If you can't read his tone, then I think you can at least see the contempt when it comes to his failure to engage other thinkers in a serious way. Consider my complaint about the chapter that begins as an examination of gender in the diversity discourse.

1. he doesn't engage the work of feminist scholars, by and large. 2. the one text he does engage, he misrepresents 3. he uses the words of a non-feminist religious leader, Kerby Anderso, to illustrate what he claims is a feminist argument

He doesn't examine the actual work of the people he's criticizing.

Not surprisingly, he comes off as the A word.

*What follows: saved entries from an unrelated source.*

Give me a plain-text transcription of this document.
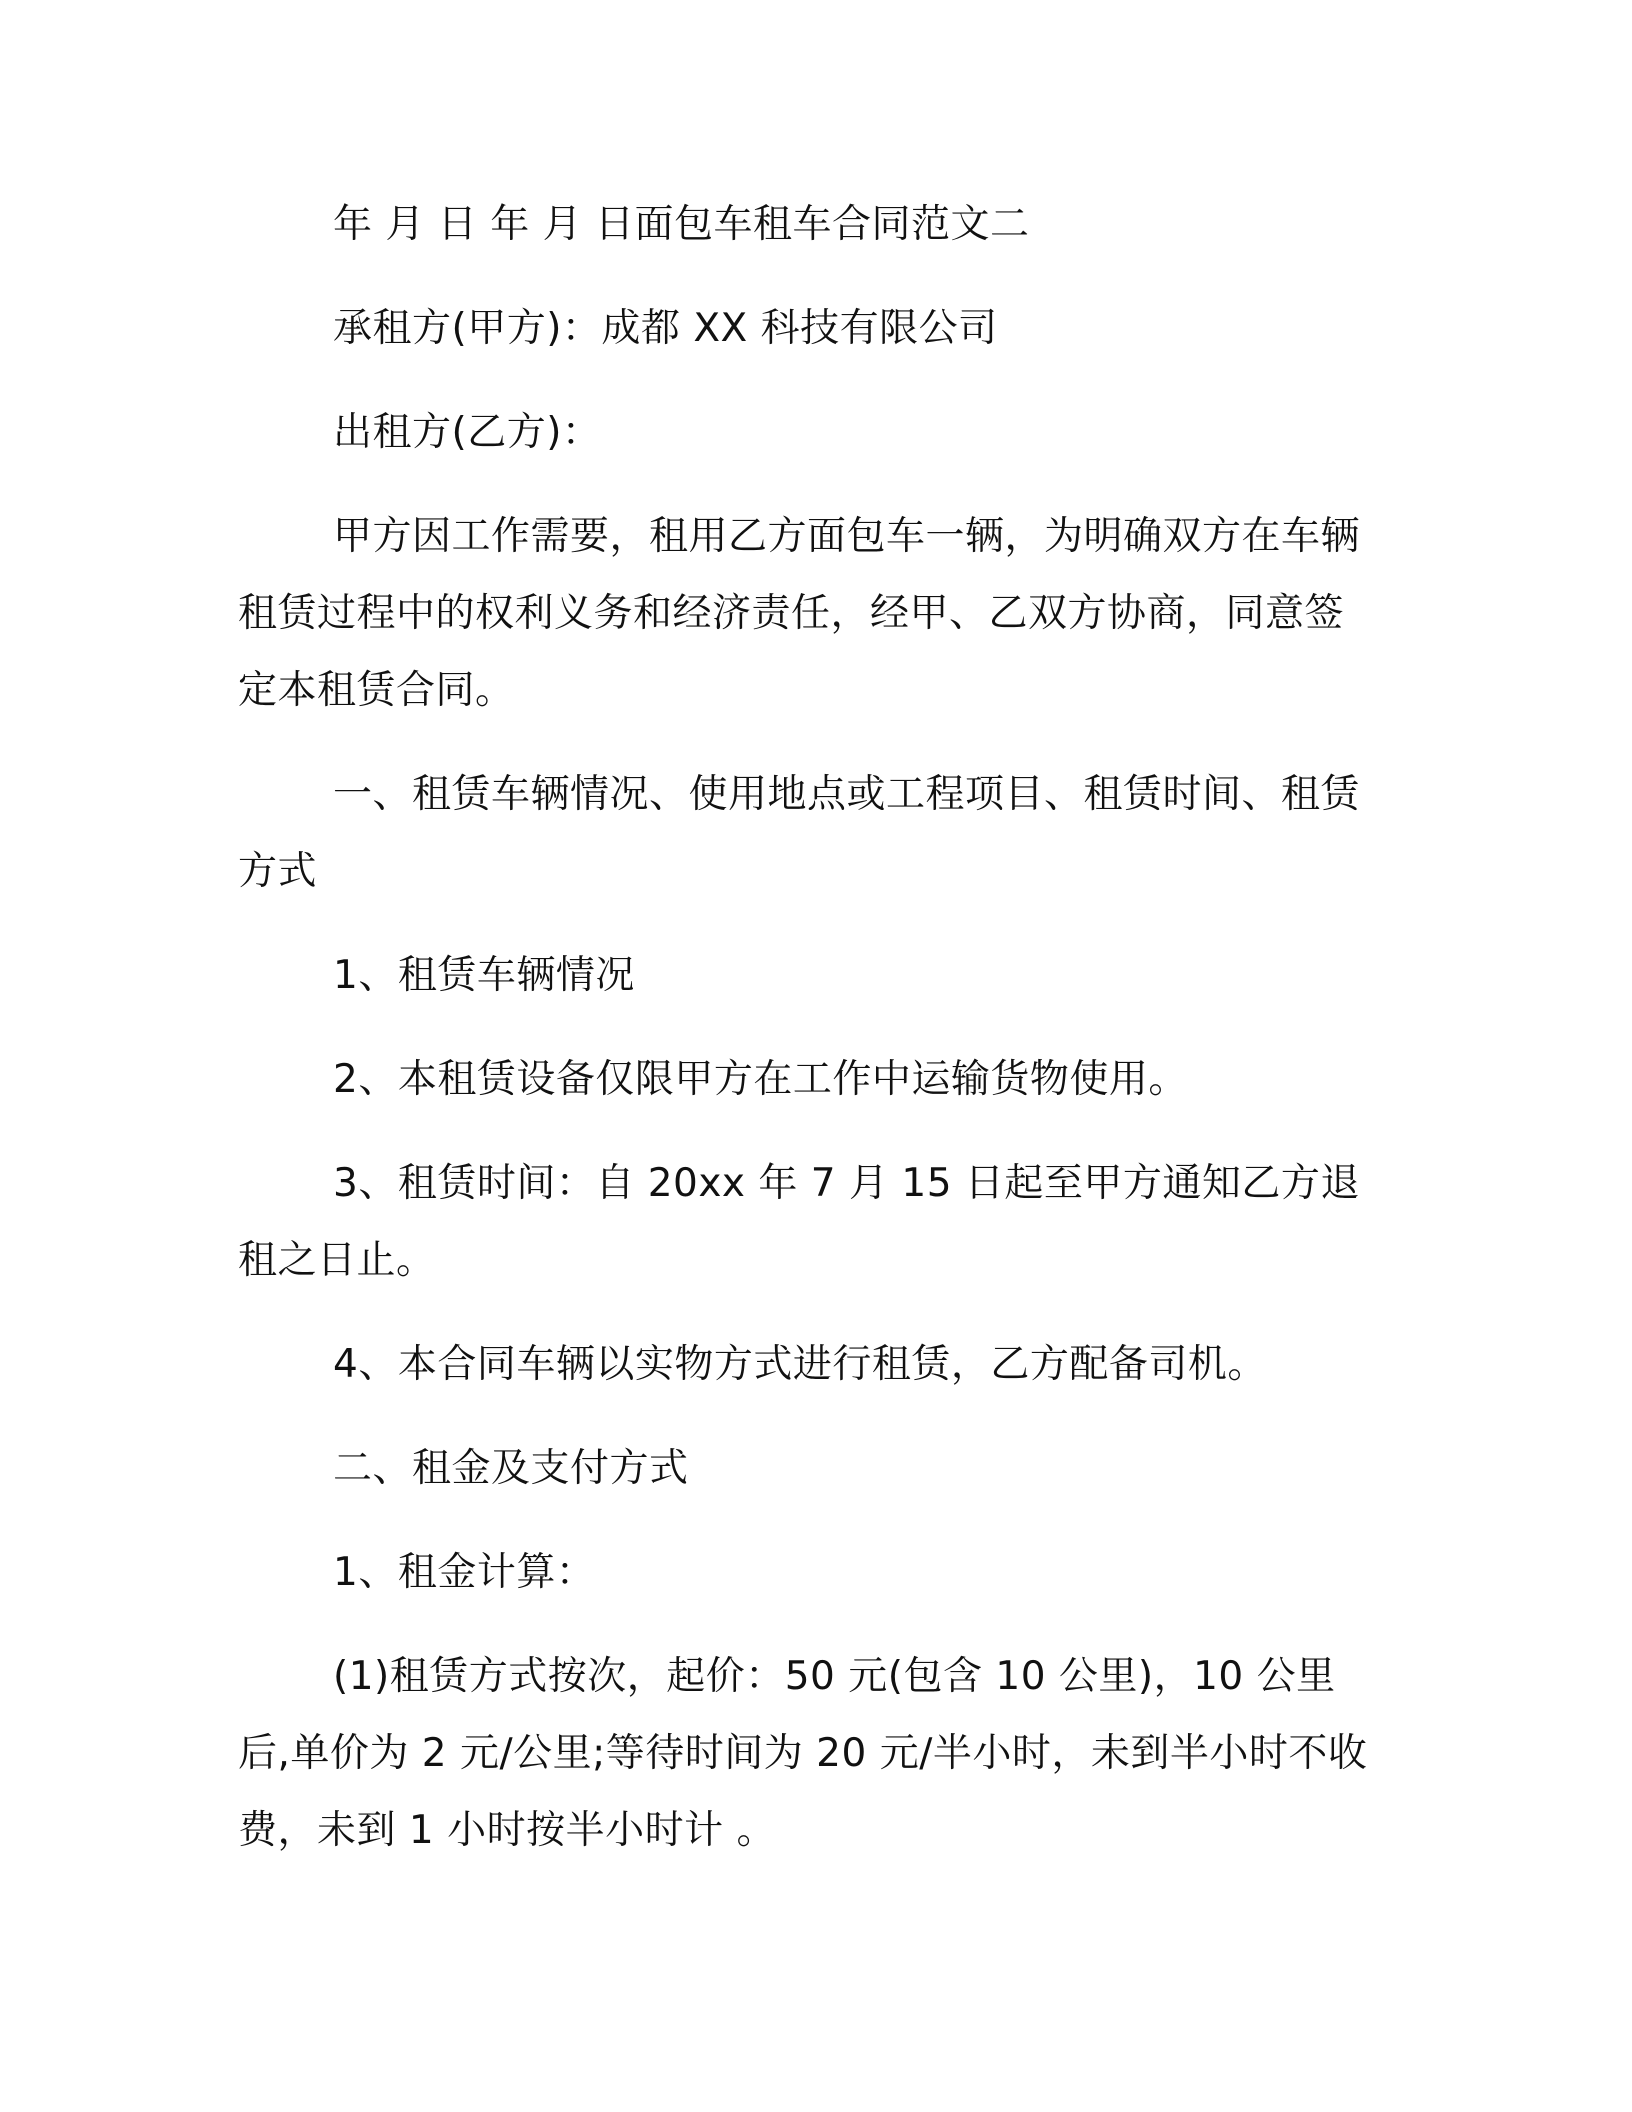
年 月 日 年 月 日面包车租车合同范文二

承租方(甲方)：成都 XX 科技有限公司

出租方(乙方)：

甲方因工作需要，租用乙方面包车一辆，为明确双方在车辆租赁过程中的权利义务和经济责任，经甲、乙双方协商，同意签定本租赁合同。

一、租赁车辆情况、使用地点或工程项目、租赁时间、租赁方式

1、租赁车辆情况

2、本租赁设备仅限甲方在工作中运输货物使用。

3、租赁时间：自 20xx 年 7 月 15 日起至甲方通知乙方退租之日止。

4、本合同车辆以实物方式进行租赁，乙方配备司机。

二、租金及支付方式

1、租金计算：

(1)租赁方式按次，起价：50 元(包含 10 公里)，10 公里后,单价为 2 元/公里;等待时间为 20 元/半小时，未到半小时不收费，未到 1 小时按半小时计 。
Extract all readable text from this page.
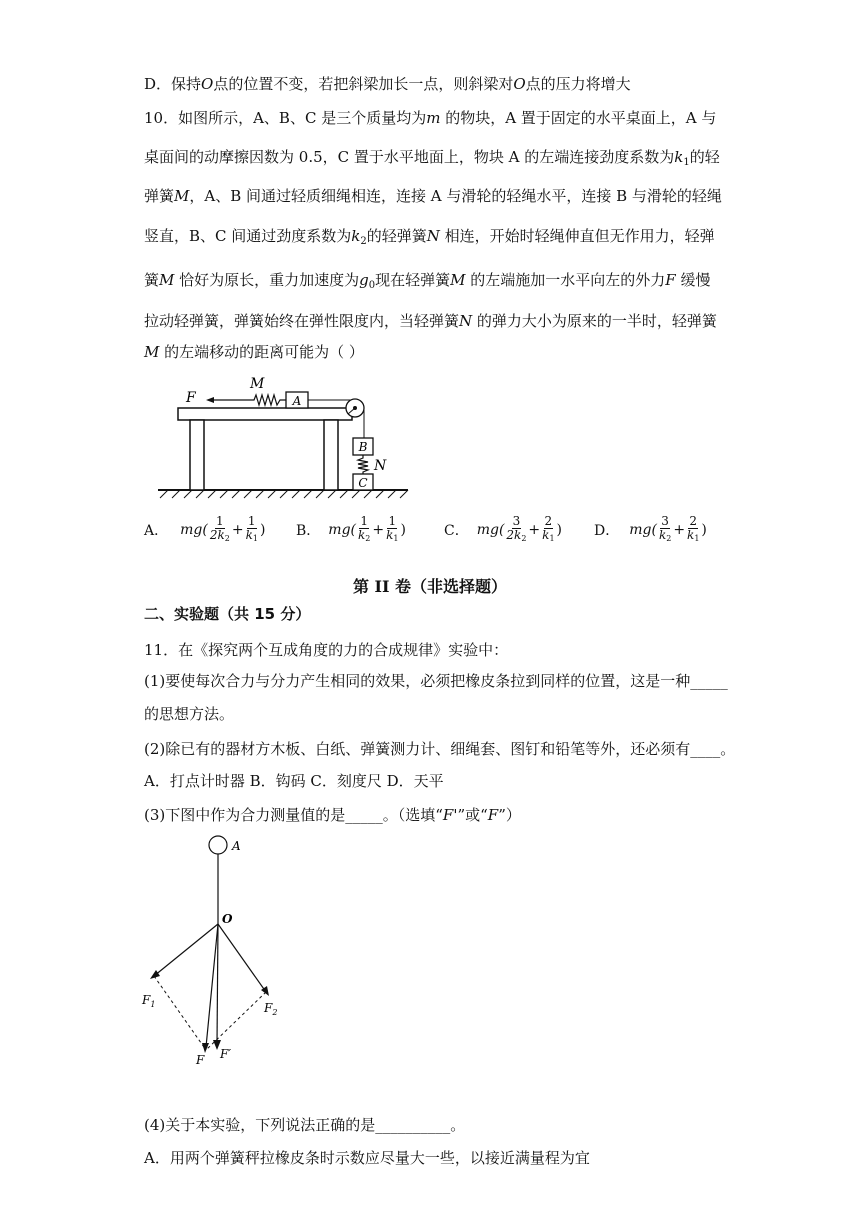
D．保持O点的位置不变，若把斜梁加长一点，则斜梁对O点的压力将增大
10．如图所示，A、B、C 是三个质量均为m 的物块，A 置于固定的水平桌面上，A 与
桌面间的动摩擦因数为 0.5，C 置于水平地面上，物块 A 的左端连接劲度系数为$k_1$的轻
弹簧M，A、B 间通过轻质细绳相连，连接 A 与滑轮的轻绳水平，连接 B 与滑轮的轻绳
竖直，B、C 间通过劲度系数为$k_2$的轻弹簧N 相连，开始时轻绳伸直但无作用力，轻弹
簧M 恰好为原长，重力加速度为$g_0$现在轻弹簧M 的左端施加一水平向左的外力F 缓慢
拉动轻弹簧，弹簧始终在弹性限度内，当轻弹簧N 的弹力大小为原来的一半时，轻弹簧
M 的左端移动的距离可能为（ ）
A
M
F
B
N
C
A． $mg( \frac{1}{2k2} + \frac{1}{k1}$ ) B． $mg( \frac{1}{k2} + \frac{1}{k1}$ )	C． $mg( \frac{3}{2k2} + \frac{2}{k1}$ ) D． $mg( \frac{3}{k2} + \frac{2}{k1}$ )
第 II 卷（非选择题）
二、实验题（共 15 分）
11．在《探究两个互成角度的力的合成规律》实验中：
(1)要使每次合力与分力产生相同的效果，必须把橡皮条拉到同样的位置，这是一种_____
的思想方法。
(2)除已有的器材方木板、白纸、弹簧测力计、细绳套、图钉和铅笔等外，还必须有____。
A．打点计时器 B．钩码 C．刻度尺 D．天平
(3)下图中作为合力测量值的是_____。（选填“F'”或“F”）
A
O
$F_1$	$F_2$
F F′
(4)关于本实验，下列说法正确的是__________。
A．用两个弹簧秤拉橡皮条时示数应尽量大一些，以接近满量程为宜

He doesn't read them because, on his own theory of literary criticism, you don't have to. http://www.thevalve.org/go/valve/article/continuing_to_trouble_walter_benn_michaels_the_wire_and_the_spirit_of_capit/

It is this rhetorical style (I don't mean that colloquially) and theoretical approach that fosters the Apollonian stance.

When you add to that the actual _errors_ in the text, it all adds up to contempt for his imagined interlocutors.

As Carrol has noted in other contexts, when you convey contempt for your interlocutors then it becomes difficult to actually maintain political solidarity and sustain it through disagreement.

Carrol thinks I should avoid sinking into the same hole as Michaels. Well, yeah, Ima tryin'. <insert quote from Pulp Fiction here>.